Depois de nove meses de uma alegre espera, a visita ao espelho pode não ser tão feliz assim. Após a gestação, muitas mulheres se deparam com a balança acusando alguns quilos a mais, além de estrias, manchas, flacidez e seios caídos. Mas o que levaria muitas ao desespero, hoje, pode ser resolvido com uma aliada eficaz: a cirurgia plástica. Lipoaspiração, abdominoplastia, mamoplastia e cirurgias íntimas prometem devolver à mamãe o corpinho de antes da gravidez, ou até melhor!
Durante a gestação, as mudanças físicas e emocionais são visíveis - alterações hormonais e cardiovasculares, aumento de peso, distensão do abdômen em virtude do crescimento do útero, variações de humor, aumento das mamas. E nem sempre, após o nascimento do bebê, o corpo da mulher volta ao "normal". Dentre todas as reclamações femininas, três figuram entre as maiores preocupações pós-parto: "As mulheres se queixam do depósito de gordura acumulada durante a gravidez, da flacidez do abdômen e da diminuição e queda da mama", revela o cirurgião plástico José Carlos de Carvalho. No entanto, cirurgias íntimas e de remoção de glândulas mamárias acessórias também estão entre os procedimentos procurados pelas mamães.
Tudo ao seu tempo
Mas antes de sair correndo para agendar a sua plástica, é bom saber que há o momento certo para se submeter a elas. "Esse tipo de cirurgia só deve ser feito seis meses após o parto, quando o organismo da mulher já se restabeleceu e é possível verificar como o corpo ficará. Antes desse data, a cirurgia é um absurdo", esclarece o ginecologista e obstetra Soubhi Kahhale, do Hospital e Maternidade São Luiz. "Já a cirurgia de mama só pode ser realizada três meses após o término da amamentação", acrescenta José Carlos Carvalho. O cirurgião plástico Wandler de Pádua é mais cauteloso e acredita que as cirurgias só devem ser realizadas um ano após o parto. "Antes disso, a mulher deve vivenciar intensamente os primeiros meses de vida da criança. Deve voltar às atividades físicas e fazer uma reeducação alimentar", aconselha o cirurgião.
E se você sonha em se submeter à plástica mas desistiu porque ainda pensa em engravidar novamente, temos uma boa notícia: "A mulher que teve filho, fez correção plástica e engravidou de novo mantém os resultados da cirurgia. Se tiver feito plástica no abdômen, por exemplo, ele irá distender pouco, suportando melhor a gravidez que um abdômen sem cirurgia. Já quem fez reposicionamento da mama ou colocou prótese de silicone, mesmo que ela involua após a amamentação, não terá queda", afirma o cirurgião plástico.
O procedimento ideal
Diante de tantas alterações no corpo durante a gravidez, como encontrar o procedimento mais correto para cada caso? No caso de involução (diminuição) mamária e queda, o procedimento recomendado pelos cirurgiões é a suspensão dos seios através da mamoplastia. Ela pode ser feita com ou sem próteses. Para quem deseja apenas aumentar os seios, a própria gestação pode ser uma solução natural. "Há dois tipos de mamas: as pequenas que crescem e ficam bonitas durante a gravidez, mas involuem e sofrem uma pequena queda depois, e as mamas grandes que amamentam e, mesmo após a amamentação, continuam com um tamanho maior", diz José Carlos. Por isso, o jeito é esperar e ficar na torcida!

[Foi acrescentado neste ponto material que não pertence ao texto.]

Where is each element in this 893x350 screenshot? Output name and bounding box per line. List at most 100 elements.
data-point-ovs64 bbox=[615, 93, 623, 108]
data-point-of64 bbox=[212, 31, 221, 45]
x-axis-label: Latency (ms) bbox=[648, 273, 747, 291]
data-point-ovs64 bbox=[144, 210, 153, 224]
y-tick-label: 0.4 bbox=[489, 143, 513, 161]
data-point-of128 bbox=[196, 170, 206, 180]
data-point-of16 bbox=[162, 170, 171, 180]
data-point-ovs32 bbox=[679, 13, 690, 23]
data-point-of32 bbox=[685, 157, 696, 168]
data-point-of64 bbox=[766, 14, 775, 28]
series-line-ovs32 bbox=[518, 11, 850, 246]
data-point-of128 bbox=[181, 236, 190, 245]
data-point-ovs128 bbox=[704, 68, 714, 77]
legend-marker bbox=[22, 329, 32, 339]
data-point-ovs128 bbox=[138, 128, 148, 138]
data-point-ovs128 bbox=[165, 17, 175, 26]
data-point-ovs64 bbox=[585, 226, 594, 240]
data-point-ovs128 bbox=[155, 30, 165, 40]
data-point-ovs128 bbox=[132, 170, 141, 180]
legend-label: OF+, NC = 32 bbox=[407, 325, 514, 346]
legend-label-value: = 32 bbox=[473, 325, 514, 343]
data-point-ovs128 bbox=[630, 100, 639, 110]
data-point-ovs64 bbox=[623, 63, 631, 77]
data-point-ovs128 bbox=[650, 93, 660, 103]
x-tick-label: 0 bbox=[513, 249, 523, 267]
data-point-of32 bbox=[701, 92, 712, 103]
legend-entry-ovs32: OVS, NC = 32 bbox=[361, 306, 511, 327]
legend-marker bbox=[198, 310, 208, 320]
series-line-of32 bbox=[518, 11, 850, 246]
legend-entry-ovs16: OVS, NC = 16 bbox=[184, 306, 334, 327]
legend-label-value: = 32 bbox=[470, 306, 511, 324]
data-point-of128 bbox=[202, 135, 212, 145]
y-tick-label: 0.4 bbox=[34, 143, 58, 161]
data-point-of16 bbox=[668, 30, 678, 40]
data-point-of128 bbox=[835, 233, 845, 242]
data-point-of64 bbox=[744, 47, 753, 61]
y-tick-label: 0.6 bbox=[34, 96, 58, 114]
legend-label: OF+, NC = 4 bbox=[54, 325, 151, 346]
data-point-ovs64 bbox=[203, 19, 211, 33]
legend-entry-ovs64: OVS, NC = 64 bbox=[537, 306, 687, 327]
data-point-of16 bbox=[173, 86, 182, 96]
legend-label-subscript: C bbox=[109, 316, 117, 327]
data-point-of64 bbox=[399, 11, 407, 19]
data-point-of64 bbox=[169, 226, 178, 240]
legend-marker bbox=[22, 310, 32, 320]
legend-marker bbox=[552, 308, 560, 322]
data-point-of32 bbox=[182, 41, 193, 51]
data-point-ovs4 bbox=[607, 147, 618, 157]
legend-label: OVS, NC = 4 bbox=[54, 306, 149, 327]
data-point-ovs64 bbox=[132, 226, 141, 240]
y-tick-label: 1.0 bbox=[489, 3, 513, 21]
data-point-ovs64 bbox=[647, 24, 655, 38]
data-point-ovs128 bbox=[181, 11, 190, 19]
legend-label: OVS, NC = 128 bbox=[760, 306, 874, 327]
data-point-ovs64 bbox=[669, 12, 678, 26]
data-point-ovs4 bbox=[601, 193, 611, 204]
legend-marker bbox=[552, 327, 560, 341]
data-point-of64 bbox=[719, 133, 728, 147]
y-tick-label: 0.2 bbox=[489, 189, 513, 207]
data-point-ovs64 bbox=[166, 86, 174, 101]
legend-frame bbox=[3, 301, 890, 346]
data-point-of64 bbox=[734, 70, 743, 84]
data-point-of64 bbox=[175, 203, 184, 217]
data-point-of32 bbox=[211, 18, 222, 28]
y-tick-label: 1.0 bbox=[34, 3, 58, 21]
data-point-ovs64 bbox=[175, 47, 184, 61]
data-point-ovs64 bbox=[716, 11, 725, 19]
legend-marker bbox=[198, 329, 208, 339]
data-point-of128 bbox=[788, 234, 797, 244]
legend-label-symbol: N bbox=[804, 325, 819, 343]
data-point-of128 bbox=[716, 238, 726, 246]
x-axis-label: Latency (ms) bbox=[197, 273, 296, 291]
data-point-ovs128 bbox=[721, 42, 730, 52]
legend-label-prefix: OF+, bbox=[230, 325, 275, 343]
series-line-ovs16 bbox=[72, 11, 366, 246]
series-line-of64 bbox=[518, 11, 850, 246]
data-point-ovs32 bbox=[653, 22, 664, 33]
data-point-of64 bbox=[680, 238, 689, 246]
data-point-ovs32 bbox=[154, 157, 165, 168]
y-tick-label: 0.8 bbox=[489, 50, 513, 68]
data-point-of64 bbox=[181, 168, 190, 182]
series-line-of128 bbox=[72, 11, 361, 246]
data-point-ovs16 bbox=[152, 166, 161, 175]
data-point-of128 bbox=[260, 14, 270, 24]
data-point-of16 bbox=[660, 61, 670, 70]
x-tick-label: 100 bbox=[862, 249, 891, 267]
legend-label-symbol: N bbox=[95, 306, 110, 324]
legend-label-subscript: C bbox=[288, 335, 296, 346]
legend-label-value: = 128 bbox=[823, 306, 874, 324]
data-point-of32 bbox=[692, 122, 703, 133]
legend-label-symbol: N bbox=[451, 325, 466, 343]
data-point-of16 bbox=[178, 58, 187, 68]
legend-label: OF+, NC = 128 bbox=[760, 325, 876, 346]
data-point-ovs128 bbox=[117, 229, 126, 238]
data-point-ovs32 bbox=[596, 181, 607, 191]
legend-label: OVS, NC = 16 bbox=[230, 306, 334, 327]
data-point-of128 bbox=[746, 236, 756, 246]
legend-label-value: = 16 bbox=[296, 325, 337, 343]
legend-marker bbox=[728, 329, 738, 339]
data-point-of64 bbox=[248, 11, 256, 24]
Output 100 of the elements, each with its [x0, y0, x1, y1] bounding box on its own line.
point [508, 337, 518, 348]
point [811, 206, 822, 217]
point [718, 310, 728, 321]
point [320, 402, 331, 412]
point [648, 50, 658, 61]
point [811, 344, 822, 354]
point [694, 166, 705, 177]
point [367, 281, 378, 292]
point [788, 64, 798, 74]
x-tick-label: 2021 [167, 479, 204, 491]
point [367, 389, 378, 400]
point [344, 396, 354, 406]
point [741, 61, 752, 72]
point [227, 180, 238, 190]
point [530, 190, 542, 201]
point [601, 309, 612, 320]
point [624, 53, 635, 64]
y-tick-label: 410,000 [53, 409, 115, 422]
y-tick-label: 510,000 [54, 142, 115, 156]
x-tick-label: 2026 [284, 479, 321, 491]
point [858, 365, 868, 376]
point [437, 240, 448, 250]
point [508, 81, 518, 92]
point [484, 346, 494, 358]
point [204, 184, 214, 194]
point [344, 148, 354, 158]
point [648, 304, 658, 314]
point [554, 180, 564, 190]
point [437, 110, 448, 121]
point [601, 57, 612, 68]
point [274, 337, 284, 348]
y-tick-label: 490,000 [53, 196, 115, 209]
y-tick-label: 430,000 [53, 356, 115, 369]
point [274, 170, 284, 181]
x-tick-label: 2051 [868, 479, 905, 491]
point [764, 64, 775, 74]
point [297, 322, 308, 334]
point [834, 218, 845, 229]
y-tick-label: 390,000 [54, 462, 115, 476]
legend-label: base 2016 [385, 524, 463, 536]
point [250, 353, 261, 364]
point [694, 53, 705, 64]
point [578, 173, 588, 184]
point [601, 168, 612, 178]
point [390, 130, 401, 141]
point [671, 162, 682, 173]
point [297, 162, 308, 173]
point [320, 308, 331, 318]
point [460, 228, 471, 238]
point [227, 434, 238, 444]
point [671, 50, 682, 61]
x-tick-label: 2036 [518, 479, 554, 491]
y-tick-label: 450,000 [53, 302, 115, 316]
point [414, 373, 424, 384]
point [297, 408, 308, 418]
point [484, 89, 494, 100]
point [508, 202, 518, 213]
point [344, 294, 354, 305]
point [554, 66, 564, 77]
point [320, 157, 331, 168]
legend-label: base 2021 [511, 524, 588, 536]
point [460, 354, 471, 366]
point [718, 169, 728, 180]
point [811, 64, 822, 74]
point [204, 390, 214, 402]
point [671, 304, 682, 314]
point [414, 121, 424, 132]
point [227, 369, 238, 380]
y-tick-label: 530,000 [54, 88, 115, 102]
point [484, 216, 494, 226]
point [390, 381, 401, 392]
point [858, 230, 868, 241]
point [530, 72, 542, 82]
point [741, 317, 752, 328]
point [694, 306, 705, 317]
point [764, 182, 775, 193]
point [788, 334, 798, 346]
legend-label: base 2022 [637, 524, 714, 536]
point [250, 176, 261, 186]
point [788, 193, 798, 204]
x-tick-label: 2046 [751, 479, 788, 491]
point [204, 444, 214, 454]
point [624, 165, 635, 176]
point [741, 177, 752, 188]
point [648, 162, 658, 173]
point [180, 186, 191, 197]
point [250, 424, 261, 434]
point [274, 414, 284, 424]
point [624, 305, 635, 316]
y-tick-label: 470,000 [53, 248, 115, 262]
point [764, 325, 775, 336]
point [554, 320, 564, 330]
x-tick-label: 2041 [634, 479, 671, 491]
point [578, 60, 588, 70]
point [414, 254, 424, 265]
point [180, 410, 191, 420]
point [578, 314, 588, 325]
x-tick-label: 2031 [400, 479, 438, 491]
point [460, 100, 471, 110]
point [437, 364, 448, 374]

Já no abdômen, as alterações mais freqüentes são flacidez e excesso de gordura. Nesses casos, recomenda-se a abdominoplastia e a lipoaspiração, respectivamente. "Em caso de flacidez abdominal, há dois procedimentos: a dermolipectomia, quando o excesso de pele na região é grande, e as mini-plásticas de abdômen, quando a sobra é pequena", explica o especialista. Há ainda um outro caso muito comum entre as gestantes - a flacidez muscular do abdômen. Durante os nove meses de gravidez, os músculos dessa região se afastam da linha média para projeção do útero e podem não voltar mais à posição original. Aí é preciso fazer uma cirurgia de reaproximação desses músculos.
Também muito procuradas, as plásticas genitais "corrigem problemas como excesso de gordura no monte-de-vênus ou nos grandes lábios, pigmentação dos pequenos lábios e da mucosa vaginal, além de esgarçamento do períneo, muito comum em partos normais", como revela José Carlos de Carvalho. E você já ouviu falar em glândulas mamárias acessórias? Algumas mulheres apresentam tecido mamário excedente nas axilas e, após o parto, elas tendem a doer e causar desconforto, pois incham na tentativa de produzir leite. Nesses casos, as pacientes são submetidas a cirurgias para retirada dessas glândulas.